Hence the eternal angst of those who believe that our freedom struggle and the nationalist project is far from culmination: the sabotage is so blatant, the impunity so savage! Idealists continue the struggle to actualise and perfect the nation implied by the quest for sovereignty in terms of independence from colonial and postcolonial domination, milestone after grueling milestone.

However, the reactionary column, quite in the clover, already enlisted powerful state institutions to push back and bolster their privilege and exclusive control of the ‘fruits of uhuru’. Appeals to convenient notions of culture and democratic principles are some of the sleights of hand deployed to devastating effect in sanitising bigotry and majoritarian tyranny.

These depraved appeals debuted in the era of Africanisation, when Sessional Paper 10 of 1965 essentially formalised ethnic exclusion under a rapacious postcolonial elite.

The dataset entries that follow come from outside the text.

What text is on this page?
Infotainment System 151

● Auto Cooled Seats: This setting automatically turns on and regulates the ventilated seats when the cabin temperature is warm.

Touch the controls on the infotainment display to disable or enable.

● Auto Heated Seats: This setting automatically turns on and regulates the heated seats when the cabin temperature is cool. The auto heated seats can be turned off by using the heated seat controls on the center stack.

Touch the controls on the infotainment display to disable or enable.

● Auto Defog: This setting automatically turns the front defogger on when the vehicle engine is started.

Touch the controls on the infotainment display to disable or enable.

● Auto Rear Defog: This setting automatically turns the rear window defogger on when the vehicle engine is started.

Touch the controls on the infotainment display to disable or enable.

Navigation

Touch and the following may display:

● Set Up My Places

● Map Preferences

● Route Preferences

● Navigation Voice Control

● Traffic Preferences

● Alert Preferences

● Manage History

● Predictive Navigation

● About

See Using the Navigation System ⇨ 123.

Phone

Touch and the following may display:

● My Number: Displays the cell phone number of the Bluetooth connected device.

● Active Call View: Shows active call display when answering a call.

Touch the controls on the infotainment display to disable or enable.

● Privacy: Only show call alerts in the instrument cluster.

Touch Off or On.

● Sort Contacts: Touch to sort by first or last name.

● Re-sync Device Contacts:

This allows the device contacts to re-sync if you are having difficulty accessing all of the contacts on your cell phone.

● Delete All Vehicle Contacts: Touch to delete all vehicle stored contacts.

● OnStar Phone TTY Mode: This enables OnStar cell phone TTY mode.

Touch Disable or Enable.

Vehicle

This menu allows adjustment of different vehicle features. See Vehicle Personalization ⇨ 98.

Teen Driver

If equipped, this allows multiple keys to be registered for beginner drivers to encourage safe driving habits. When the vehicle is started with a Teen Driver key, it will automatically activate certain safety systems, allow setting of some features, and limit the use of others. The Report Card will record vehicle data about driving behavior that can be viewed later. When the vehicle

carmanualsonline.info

2020 may have been the year of the locust and the virus, but is also an opportunity for us to see how far we have come since the pregnant stillness of that dark night when we first raised our nation’s flag. 

The voices of those ravenous chauvinists who stole a nation’s dream echo menacingly today, animating delirious potentates whose gullible minds are now addled with toxic ideologies and hateful policies. We hear them in Parliament, saying that our Constitution is subordinate to their bigotry.

They say that some communities have not made a case for Kenyan citizenship, and that inclusion of women is dangerous.

Values matter. Our national values matter, and lie at the foundation of our nation, republic and state. They supersede any political, cultural or socioeconomic claims. They precede our democracy.

Indeed, without our national values and principles of governance, our democracy is only naked, shameful and ugly majoritarianism.

Equality among genders

Germany’s National Socialist Party won an overwhelming electoral mandate in 1934. One of its policy priorities was the Final Solution to the Jewish Problem. Values are the anchor that keep the ship of state and nation from drifting into inclement waters or crashing into unyielding rock.

Around then, Kenyan communities were condemning, ostracising and cursing its sons and daughters who challenged native custom by converting to Christianity, going to school, marrying uncircumcised women and not circumcising their daughters.

The majority was proudly intolerant of enlightenment and the enlightened were fugitives from devastating majoritarian sanction.

Today, we know that the Nazis were not just wrong; they were depraved and evil. We also know that our communities were embarrassingly unenlightened with regard to the shared humanity and equality among genders.

Article 4(2) makes National Values and principles of governance essential to the very essence of our Republic and its sovereignty. Article 10(2)(b) include human dignity, equity, social justice, inclusiveness, equality, human rights, non-discrimination and protection of the marginalised among these values.

This is what the Gender Equality Principle under Article 27(7) seeks to realise. Resistance to it, therefore is a savage stab at the heart of our Republic’s sovereignty and our nationhood.

That our Parliament in its stupendous multitude cannot summon sufficient moral imagination to correct a painful and embarrassing injustice in 2020 AD is the shame of our time.